Wednesday, June 17, 2009

" I feel good; I feel great; I feel wonderful ... I feel GOOD; I feel GREAT; I feel WONDERFUL!"

I'm sitting here tonight watching the sun dip into the horizon. It's casting a beautiful pink hew across the sky. Suddenly I feel extraordinarily content. Relaxed even. Could a sun set really make one feel so content? Or...could it be the wine?

ahem

Big stuff happening all around me. And I mean BIG!

A couple of weeks ago I may have mentioned an large amount of stress brewing. I was asked to interview with Hotel CaliforniaSoft as a Program Manager. We were bidding on an enormous piece of work, and I'd be the Program Manager is we won it. Let me make one thing clear here...I am a Project Manager! I've never managed a Program of this size ... ever. We're talking millions of dollars over the next several years.

I was stressed to the max. I had an overwhelming feeling of doom should the interview not go so well.

As it turned out they loved me. Who knew I could be so charming? My interview, coupled with our excellent other team members work, won us this HUGE deal...which I now affectionately call it the Big Ass Deal (BAD). I'm now officially the Program Manager for a large chunk of change and the stress I thought I felt for the interview was nothing by comparison to what I feel now. Overwhelmed is a understatement.

Logically, I know I'm not alone in this. I have a fantastic team made up of some very talented and smart peeps. They are way smarter than me and have a ton more experience. I plan on tapping into that experience as much as possible.

Logically, I know I will most likely be fine. I'm a fighter. I'm think back to 4 years ago working at the Cat Shack in which I was deemed to "never be a PM" by them. All those old, lingering, thoughts of self doubt come trudging back with a vengeance. But still, I know that most likely I'll do fine.

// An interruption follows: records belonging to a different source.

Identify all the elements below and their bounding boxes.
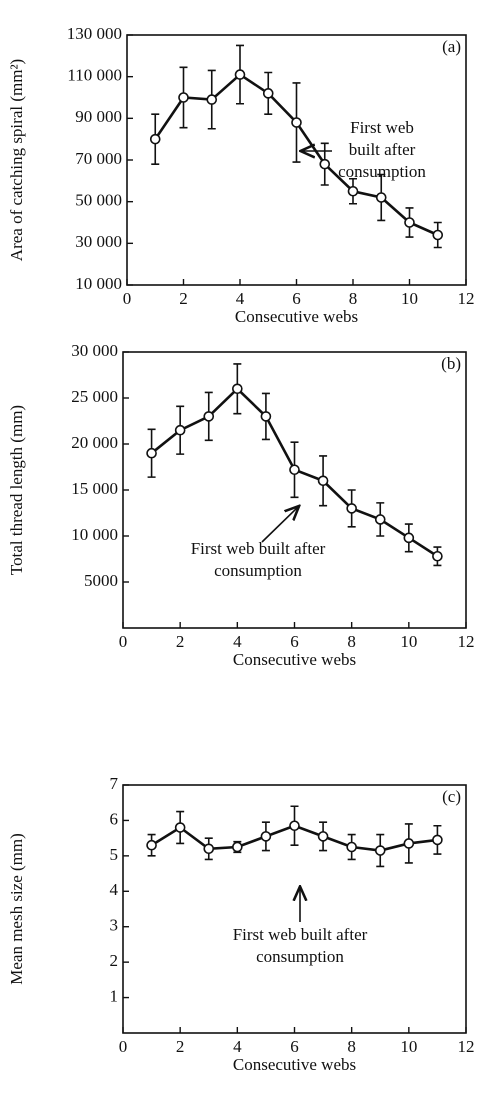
annotation: First web built after [191, 539, 326, 558]
y-tick-label: 50 000 [75, 191, 122, 210]
data-point [149, 133, 161, 145]
data-point [232, 383, 243, 395]
y-tick-label: 25 000 [71, 387, 118, 406]
data-point [432, 834, 443, 846]
x-tick-label: 0 [123, 289, 132, 308]
data-point [146, 839, 157, 851]
x-tick-label: 6 [292, 289, 301, 308]
x-tick-label: 8 [347, 1037, 356, 1056]
data-point [317, 475, 329, 487]
x-tick-label: 10 [400, 1037, 417, 1056]
x-tick-label: 10 [401, 289, 418, 308]
data-point [432, 550, 443, 562]
y-tick-label: 15 000 [71, 479, 118, 498]
y-tick-label: 5000 [84, 571, 118, 590]
data-point [374, 845, 386, 856]
data-point [262, 88, 274, 99]
data-point [289, 464, 300, 476]
annotation: First web [350, 118, 414, 137]
x-tick-label: 10 [400, 632, 417, 651]
data-point [346, 503, 357, 514]
y-tick-label: 7 [110, 774, 119, 793]
x-tick-label: 6 [290, 1037, 299, 1056]
data-point [203, 843, 215, 855]
data-point [146, 447, 157, 459]
panel-label: (b) [441, 354, 461, 373]
data-point [289, 820, 300, 832]
x-tick-label: 12 [458, 632, 475, 651]
data-point [403, 838, 415, 849]
y-tick-label: 110 000 [67, 66, 122, 85]
x-tick-label: 12 [458, 289, 475, 308]
x-tick-label: 6 [290, 632, 299, 651]
y-tick-label: 70 000 [75, 149, 122, 168]
x-tick-label: 0 [119, 632, 128, 651]
data-point [178, 92, 189, 103]
data-point [319, 158, 331, 170]
y-axis-label: Area of catching spiral (mm²) [7, 59, 26, 261]
y-tick-label: 4 [110, 880, 119, 899]
y-tick-label: 3 [110, 916, 119, 935]
y-tick-label: 6 [110, 809, 119, 828]
data-point [232, 841, 243, 853]
y-tick-label: 130 000 [67, 24, 122, 43]
x-tick-label: 4 [233, 1037, 242, 1056]
x-axis-label: Consecutive webs [233, 650, 356, 669]
y-tick-label: 2 [110, 951, 119, 970]
data-point [203, 411, 215, 422]
data-point [403, 532, 415, 544]
y-tick-label: 1 [110, 986, 119, 1005]
data-point [174, 822, 186, 833]
y-tick-label: 90 000 [75, 107, 122, 126]
x-axis-label: Consecutive webs [233, 1055, 356, 1074]
y-tick-label: 30 000 [71, 341, 118, 360]
x-tick-label: 4 [236, 289, 245, 308]
x-tick-label: 12 [458, 1037, 475, 1056]
annotation: built after [349, 140, 416, 159]
y-tick-label: 10 000 [71, 525, 118, 544]
data-point [206, 94, 218, 105]
x-tick-label: 2 [176, 1037, 185, 1056]
x-tick-label: 8 [347, 632, 356, 651]
y-axis-label: Mean mesh size (mm) [7, 833, 26, 985]
x-tick-label: 2 [176, 632, 185, 651]
x-tick-label: 4 [233, 632, 242, 651]
annotation: consumption [214, 561, 302, 580]
x-axis-label: Consecutive webs [235, 307, 358, 326]
y-tick-label: 30 000 [75, 232, 122, 251]
panel-label: (c) [442, 787, 461, 806]
annotation: consumption [256, 947, 344, 966]
annotation: consumption [338, 162, 426, 181]
data-point [234, 69, 246, 80]
arrow [261, 507, 298, 543]
data-point [174, 424, 186, 436]
y-tick-label: 20 000 [71, 433, 118, 452]
x-tick-label: 2 [179, 289, 188, 308]
data-point [260, 411, 272, 422]
y-tick-label: 10 000 [75, 274, 122, 293]
data-point [291, 117, 302, 128]
panel-label: (a) [442, 37, 461, 56]
data-point [404, 217, 415, 228]
data-point [432, 229, 444, 241]
data-point [317, 831, 329, 842]
data-point [260, 831, 272, 842]
y-axis-label: Total thread length (mm) [7, 405, 26, 575]
data-point [346, 841, 357, 853]
data-point [375, 192, 387, 203]
x-tick-label: 8 [349, 289, 358, 308]
y-tick-label: 5 [110, 845, 119, 864]
data-point [374, 514, 386, 525]
x-tick-label: 0 [119, 1037, 128, 1056]
annotation: First web built after [233, 925, 368, 944]
data-point [347, 185, 359, 197]
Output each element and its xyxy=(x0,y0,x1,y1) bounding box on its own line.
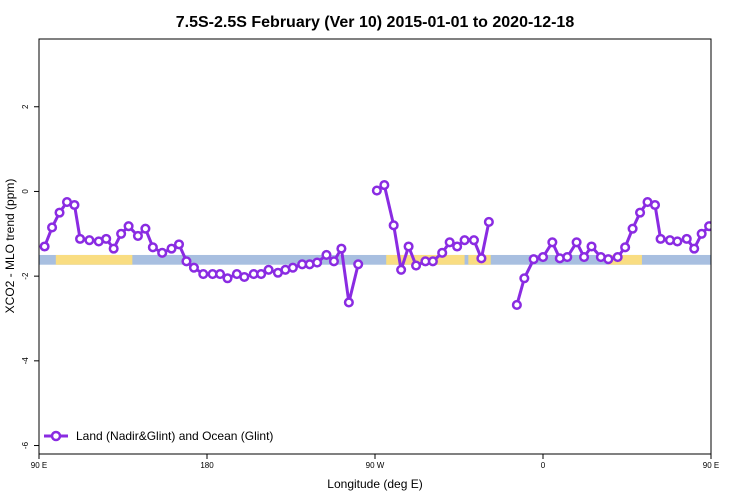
data-point-2-17 xyxy=(649,199,661,211)
data-point-0-6 xyxy=(84,235,95,246)
data-point-2-25 xyxy=(715,232,723,240)
data-point-0-38 xyxy=(343,297,354,308)
data-point-1-5 xyxy=(411,260,422,271)
data-point-2-6 xyxy=(562,252,573,263)
data-point-1-14 xyxy=(483,216,494,227)
data-point-2-8 xyxy=(579,252,590,263)
x-tick-label-3: 0 xyxy=(541,461,546,470)
y-tick-label-4: 2 xyxy=(21,104,30,109)
y-axis-label: XCO2 - MLO trend (ppm) xyxy=(3,179,17,314)
data-point-2-14 xyxy=(627,223,638,234)
y-tick-label-3: 0 xyxy=(21,189,30,194)
data-point-2-23 xyxy=(696,228,707,239)
x-tick-label-4: 90 E xyxy=(703,461,719,470)
ocean-band xyxy=(39,254,711,265)
y-axis: -6 -4 -2 0 2 xyxy=(21,104,39,449)
data-point-1-4 xyxy=(403,241,414,252)
data-point-2-22 xyxy=(689,243,700,254)
data-point-1-11 xyxy=(459,235,470,246)
data-point-2-18 xyxy=(655,233,666,244)
data-point-0-12 xyxy=(132,230,143,241)
data-point-2-20 xyxy=(672,236,683,247)
data-point-0-14 xyxy=(147,242,158,253)
data-point-2-26 xyxy=(722,225,730,233)
data-point-2-4 xyxy=(547,237,558,248)
data-point-2-28 xyxy=(737,249,745,257)
data-point-0-2 xyxy=(54,207,65,218)
data-point-2-11 xyxy=(603,254,614,265)
data-point-1-12 xyxy=(468,235,479,246)
data-point-2-2 xyxy=(528,254,539,265)
data-point-0-22 xyxy=(215,268,226,280)
data-point-0-18 xyxy=(181,256,192,267)
data-point-0-9 xyxy=(108,243,119,254)
legend: Land (Nadir&Glint) and Ocean (Glint) xyxy=(44,429,273,443)
data-point-2-29 xyxy=(746,245,750,253)
data-point-2-21 xyxy=(681,233,692,244)
data-point-2-15 xyxy=(635,207,646,218)
data-point-2-24 xyxy=(704,221,711,232)
data-point-0-25 xyxy=(239,271,250,283)
series-line-0-segment-2 xyxy=(515,200,711,306)
plot-frame xyxy=(38,38,712,455)
data-point-1-8 xyxy=(437,247,448,258)
data-point-0-11 xyxy=(123,221,134,232)
data-point-1-2 xyxy=(388,220,399,231)
series-line-0-segment-0 xyxy=(43,200,360,304)
y-tick-label-0: -6 xyxy=(21,441,30,449)
data-point-2-13 xyxy=(620,242,631,253)
data-point-0-13 xyxy=(140,223,151,234)
y-tick-label-2: -2 xyxy=(21,272,30,280)
data-point-0-28 xyxy=(263,264,274,275)
data-point-0-27 xyxy=(256,268,267,280)
legend-label: Land (Nadir&Glint) and Ocean (Glint) xyxy=(76,429,273,443)
data-point-1-3 xyxy=(396,264,407,275)
data-point-1-10 xyxy=(452,241,463,252)
data-point-0-17 xyxy=(173,239,185,250)
data-point-1-13 xyxy=(476,253,487,264)
data-point-0-35 xyxy=(321,249,332,261)
x-tick-label-1: 180 xyxy=(200,461,214,470)
data-point-0-0 xyxy=(39,241,50,252)
chart-title: 7.5S-2.5S February (Ver 10) 2015-01-01 t… xyxy=(176,14,575,31)
x-tick-label-2: 90 W xyxy=(366,461,385,470)
data-point-0-10 xyxy=(116,228,127,239)
data-point-0-37 xyxy=(336,243,347,254)
data-point-0-23 xyxy=(222,273,233,284)
series-layer xyxy=(39,180,750,310)
data-point-0-36 xyxy=(328,256,339,267)
data-point-1-9 xyxy=(444,237,455,248)
data-point-0-8 xyxy=(101,233,112,244)
x-axis-label: Longitude (deg E) xyxy=(327,477,422,491)
data-point-2-12 xyxy=(612,252,623,263)
data-point-0-31 xyxy=(287,262,298,273)
data-point-0-1 xyxy=(47,222,58,233)
data-point-1-0 xyxy=(371,185,382,196)
data-point-2-9 xyxy=(586,241,597,252)
data-point-2-7 xyxy=(571,237,582,248)
data-point-0-34 xyxy=(312,257,323,268)
data-point-2-3 xyxy=(537,252,549,263)
data-point-2-1 xyxy=(519,273,530,284)
legend-marker xyxy=(50,430,62,442)
x-axis: 90 E 180 90 W 0 90 E xyxy=(31,454,719,470)
land-band-segment-3 xyxy=(608,254,642,265)
data-point-1-7 xyxy=(427,256,438,267)
x-tick-label-0: 90 E xyxy=(31,461,47,470)
data-point-0-39 xyxy=(353,259,364,270)
data-point-0-20 xyxy=(198,268,209,280)
y-tick-label-1: -4 xyxy=(21,357,30,365)
land-ocean-band xyxy=(39,254,711,265)
land-band-segment-0 xyxy=(55,254,133,265)
data-point-1-1 xyxy=(379,180,390,191)
data-point-0-15 xyxy=(157,247,168,258)
data-point-2-27 xyxy=(730,244,738,252)
data-point-0-4 xyxy=(69,199,80,211)
data-point-0-5 xyxy=(75,233,86,244)
data-point-0-19 xyxy=(188,262,199,273)
data-point-2-0 xyxy=(511,299,522,310)
data-point-0-16 xyxy=(166,243,177,254)
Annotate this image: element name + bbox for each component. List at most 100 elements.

Logically, I know I can do this. I know that I have the brain power and the stamina I'll need to get this massive BAD off the ground. It'll be ugly at times, and most likely blood will be shed. But I keep telling myself that the opportunity to shine is huge. I can be seen as a humongous success...and yet...I can also be seen as a huge failure with dire consequences.

Still, I have doubts.

I know there are two things I must do immediately in order to keep myself confident.

1. I must stop saying outloud to others that I'll suck at this. I most certainly don't want anyone to see the fear I have of complete and utter failure. I most certainly don't want to taint the views of those in powerful positions and have them start to question their decision to give me this program (which probably only really came to me because I'm a US based PM ... ).

2. I must start saying I'm a winner. I can and will make this Program the best and most successful program ever. I have to remind myself that while there will be battles that I will win and lose, I will not lose the war.

Right, it sounds so easy in writing.

I have had moments of pure panic that washes over me. The enormity of this $9M hits me hard at times and I shudder and want to crawl into my bed and never come out. But, as it turns out I found the cure for panic attacks. Ice cream. Who knew?

I guess what I'm trying to say is I'm scared. I also think I most likely wouldn't be human if I wasn't. The responsibility lingering above me scares the poo right out of me. But the thought of being a complete success and having one thing to really sink my teeth into makes me feel all giggly and geeky inside.

On a more fun note. Say hello to Baby Newlywed/Stalemates. Jack came to us last Monday at a whoppin 9lbs 11oz and 20 inches long. I've not officially met Jack yet as the "Rents" are hording them all to themselves and trying desperately to get a grip on having a newborn...but I'm sure very soon I'll be seeing this little devil. So to the Newlyweds I say, congrats. He's a lovely boy!

3 comments:

Anonymous said...

Girl..........I know you will *Rock*! No doubts at all!! xoxo

Heather Bee said...

Jenn, you can do it! You have great people around you who will not let you fail and might even buy you a drink if you need one. Cute baby!

Al & Jo said...

WHAT IS THE MATTER WITH YOU? YOU CAN DO IT...REMEMBER THE 2 ANTS? NOW GET OUT THERE AND KICK SOME BUTT! (and chocolate peanut butter fudge ice cream helps!)